Explore This IssueMay 2006
Researchers agree that the results of larger, longer studies are needed before anyone will know whether the technology-which involves threading a small, flexible balloon-tipped catheter through the sinus passageways and expanding the balloon to gently dilate the openings of the sinuses-will change standard treatment of chronic sinusitis.
Gentle Dilation, Less Trauma
But early studies suggest that the technology is less invasive than conventional endoscopic techniques, said William E. Bolger, MD, a rhinologist and sinus surgeon based in Bethesda, Md. Dr. Bolger headed the preclinical and pilot safety and feasibility studies that led to the recent Food and Drug Administration approval of the technology, known as the Relieva Balloon Sinuplasty System.
The device appears to impart less trauma, while preserving normal anatomy and mucosal tissue, he said. Less trauma during surgery tends to be associated with less bleeding, less pain, and perhaps less need for deep anesthesia. Recovery time could also be shorter, although more clinical testing is needed.
Andrew N. Goldberg, MD, Associate Professor in the Department of Otolaryngology-Head and Neck Surgery at the University of California, San Francisco, agreed. The rationale for the device is that it gently dilates the sinus ostia to allow for better ventilation and drainage. There is minimal damage to the mucosa and minimal bleeding and trauma as compared to standard endoscopic sinus surgical techniques.

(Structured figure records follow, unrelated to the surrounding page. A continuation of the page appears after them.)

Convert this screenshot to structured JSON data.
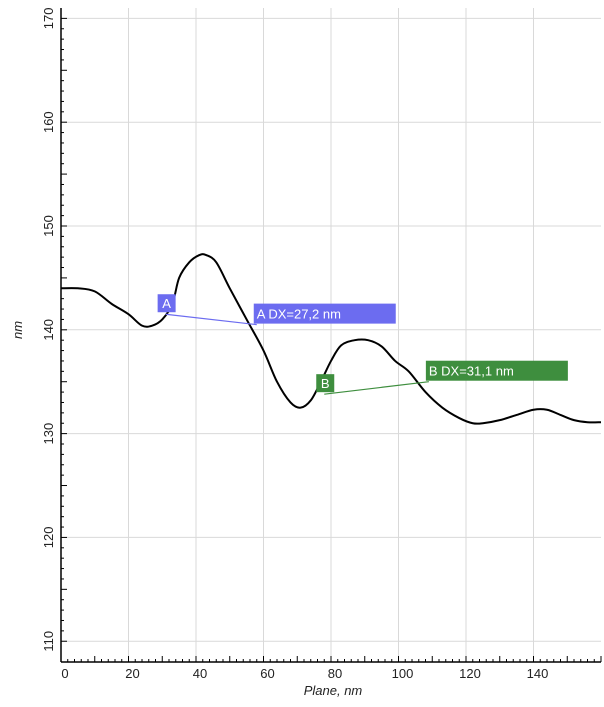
{
  "chart_data": {
    "type": "line",
    "title": "",
    "xlabel": "Plane, nm",
    "ylabel": "nm",
    "xlim": [
      0,
      160
    ],
    "ylim": [
      108,
      171
    ],
    "x_ticks": [
      0,
      20,
      40,
      60,
      80,
      100,
      120,
      140
    ],
    "y_ticks": [
      110,
      120,
      130,
      140,
      150,
      160,
      170
    ],
    "grid": true,
    "series": [
      {
        "color": "#000000",
        "x": [
          0,
          5,
          10,
          15,
          20,
          24,
          27,
          30,
          33,
          35,
          38,
          41,
          43,
          46,
          50,
          55,
          60,
          64,
          68,
          71,
          74,
          77,
          80,
          83,
          87,
          91,
          95,
          99,
          103,
          108,
          113,
          118,
          122,
          125,
          130,
          135,
          140,
          144,
          148,
          152,
          156,
          160
        ],
        "y": [
          144,
          144,
          143.7,
          142.5,
          141.5,
          140.4,
          140.4,
          141,
          142.5,
          145,
          146.5,
          147.2,
          147.2,
          146.5,
          144,
          141,
          138,
          135,
          133,
          132.5,
          133.2,
          135,
          137,
          138.5,
          139,
          139,
          138.4,
          137,
          136,
          134,
          132.5,
          131.5,
          131,
          131,
          131.3,
          131.8,
          132.3,
          132.3,
          131.8,
          131.3,
          131.1,
          131.1
        ]
      }
    ],
    "markers": [
      {
        "id": "A",
        "color": "#6c6cf0",
        "label": "A",
        "measure_label": "A DX=27,2 nm",
        "point1": {
          "x": 31,
          "y": 141.5
        },
        "point2": {
          "x": 58,
          "y": 140.5
        }
      },
      {
        "id": "B",
        "color": "#3e8e3e",
        "label": "B",
        "measure_label": "B DX=31,1 nm",
        "point1": {
          "x": 78,
          "y": 133.8
        },
        "point2": {
          "x": 109,
          "y": 135
        }
      }
    ]
  }
}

The device appears to be particularly helpful for the frontal sinuses where it provides gentle dilation of the outflow tract with remodeling of adjacent cells, added Dr. Goldberg, who is participating in postmarketing studies of the device.
How it Works
The technology works much like balloon angioplasty to open up fat-clogged coronary arteries. First, the catheter is introduced into the target sinus under endoscopic visualization. A flexible guidewire is introduced through the catheter and gently advanced into the target sinus under fluoroscopic guidance. Then, a balloon-tipped catheter is positioned across the blocked ostium, with its position confirmed using fluoroscopy. The balloon is gradually inflated to gently restructure the blocked ostium. The system is removed, leaving the ostium open and allowing the return of normal sinus drainage and function.